My drug of choice is writing––writing, art, reading, inspiration, books, creativity, process, craft, blogging, grammar, linguistics, and did I mention writing?

Tuesday, July 29, 2014

Prepare Fingers for Massive Key Bombardment!

And we're back!

Yesterday was the last entry consumed by Project Sanity. I meant to write overdue thank you letters to patrons, fix a couple of menus, and update the Cast and Crew with it's latest character, OG. Instead, I ended up on the business end of one of those uber-naps that starts out innocently giving the cat some scritches and ends up with you waking up four hours later wondering what time zone you're in, and the cat is looking at you like The Emperor from Star Wars and meowing "Good! GOOD! Give in to your lethargic feelings. The sleep is swelling in you now."

No problem, right? Just get to it after the nap, right?


Then everyone and their brother started crawling out from under the stairs and air vets and up through plumbing to try and get me to do things. Unsupportive Girlfriend scheduled a lunch with me but then got angry when I said I had work to do afterwards. Fortunately after a few bites of food she must have slipped off while I was looking away and Supportive Girlfriend showed up who was much more understanding and enjoyed my company but knew I had to get to work when we got home.

So I could just do that stuff when I got home, right?

Still wrongo.

People started crawling out of the woodwork to get my attention, since I finally had it to give. They came through the plumbing and out from under the stairs. They even started squeezing through the air vents.

I'm not immune to the effect of people not respecting my time as a writer. I just usually pack a flamethrower and flash my crazy eyes. Today I left Bessie (that's what I named my flamethrower) at home. But it doesn't matter. I have serviced the auto-tracking 50 cal dual machine guns (like in the Aliens movie) and set them up outside the junk room that doubles as some Macgyvered office space. Because if a writer doesn't respect their writing time, sure as shit no one else will. Today I write!

I want to thank everyone for sticking with me through the madness of these last six weeks. I don't like shirking my writing commitments, but with the kid and the housework and the lack of domestic ninja backup, it was just too much.

Writing About Writing will hit the ground running today. Back to five or six updates a week and "brunch posts" many days. We will get back onto the update schedule, and now that time management is combined with finding sea legs in the baby routine and the unimaginable time boon of not teaching summer school, I plan to get back to quality articles and even fiction.


  1. Whew. I'm glad people only slither out of the air vents when I'm at work. If I had to put up with that nonsense at home when I'm trying to write, I'd have NO sanity left. As it is, between the psychotic projectile shedding cat and the &$*(&#(@&!!* ice cream truck playing Für Elise, I'm going to have to go back to the Killing All The People story. It's a good thing life seems to be settling down a little for my co-author on that little gem.

    Excuse me... I need to go vacuum my office and the hallway.
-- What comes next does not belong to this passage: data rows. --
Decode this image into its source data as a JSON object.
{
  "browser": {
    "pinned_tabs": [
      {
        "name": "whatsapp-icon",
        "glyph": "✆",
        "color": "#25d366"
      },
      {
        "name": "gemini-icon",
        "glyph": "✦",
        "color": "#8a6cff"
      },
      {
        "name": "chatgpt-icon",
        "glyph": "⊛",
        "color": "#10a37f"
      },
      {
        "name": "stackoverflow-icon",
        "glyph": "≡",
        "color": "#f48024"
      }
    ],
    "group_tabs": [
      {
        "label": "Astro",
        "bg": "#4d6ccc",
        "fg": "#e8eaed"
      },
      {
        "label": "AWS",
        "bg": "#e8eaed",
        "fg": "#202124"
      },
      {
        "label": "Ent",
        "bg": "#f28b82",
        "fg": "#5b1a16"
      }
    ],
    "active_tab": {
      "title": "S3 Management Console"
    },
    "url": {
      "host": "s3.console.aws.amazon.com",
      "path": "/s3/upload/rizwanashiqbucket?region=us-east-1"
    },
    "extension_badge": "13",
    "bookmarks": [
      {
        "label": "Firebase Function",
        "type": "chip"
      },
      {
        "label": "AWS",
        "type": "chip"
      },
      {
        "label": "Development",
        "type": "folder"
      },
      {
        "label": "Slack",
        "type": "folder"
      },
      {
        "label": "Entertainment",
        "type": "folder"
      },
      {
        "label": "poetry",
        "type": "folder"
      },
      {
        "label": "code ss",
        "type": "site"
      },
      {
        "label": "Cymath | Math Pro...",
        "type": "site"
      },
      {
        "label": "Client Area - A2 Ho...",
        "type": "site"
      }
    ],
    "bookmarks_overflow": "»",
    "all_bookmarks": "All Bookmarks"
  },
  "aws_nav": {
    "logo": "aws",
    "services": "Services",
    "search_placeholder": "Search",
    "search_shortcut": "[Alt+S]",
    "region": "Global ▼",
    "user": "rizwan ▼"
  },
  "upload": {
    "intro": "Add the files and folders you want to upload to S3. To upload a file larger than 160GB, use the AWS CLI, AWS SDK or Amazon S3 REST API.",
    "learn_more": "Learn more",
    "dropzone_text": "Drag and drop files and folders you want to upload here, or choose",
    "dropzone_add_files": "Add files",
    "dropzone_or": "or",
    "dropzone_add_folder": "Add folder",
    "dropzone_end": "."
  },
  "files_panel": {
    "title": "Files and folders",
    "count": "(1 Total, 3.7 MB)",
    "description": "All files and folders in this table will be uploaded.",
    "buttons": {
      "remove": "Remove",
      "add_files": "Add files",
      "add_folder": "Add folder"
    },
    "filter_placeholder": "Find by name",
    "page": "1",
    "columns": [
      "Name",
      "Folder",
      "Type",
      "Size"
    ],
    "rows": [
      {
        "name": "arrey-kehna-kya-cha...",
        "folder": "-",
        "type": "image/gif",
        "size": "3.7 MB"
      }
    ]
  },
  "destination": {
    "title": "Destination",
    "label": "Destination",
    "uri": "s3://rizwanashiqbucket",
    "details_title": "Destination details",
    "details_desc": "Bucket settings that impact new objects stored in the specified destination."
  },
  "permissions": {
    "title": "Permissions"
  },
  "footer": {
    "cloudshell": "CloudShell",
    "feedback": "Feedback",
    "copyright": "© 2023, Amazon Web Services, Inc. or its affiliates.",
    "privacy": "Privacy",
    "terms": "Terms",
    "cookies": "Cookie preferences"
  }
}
AGAIN. I might vacuum the cat, too.

    1. Vacuuming a cat directly. That's genius!! Go right to the source!!

    2. It helps. A little. I need mutant multi-limb skills so I can take a selfie of me vacuuming the cat. There exist people in my life who think I'm kidding. Fine. I write speculative fiction. And I tell people about it. I get it. But not EVERYTHING I say is part of a story!! It's hell being Irish (for brief moments)... we tell such tall tales that folks have a hard time believing the truth. Oh sigh.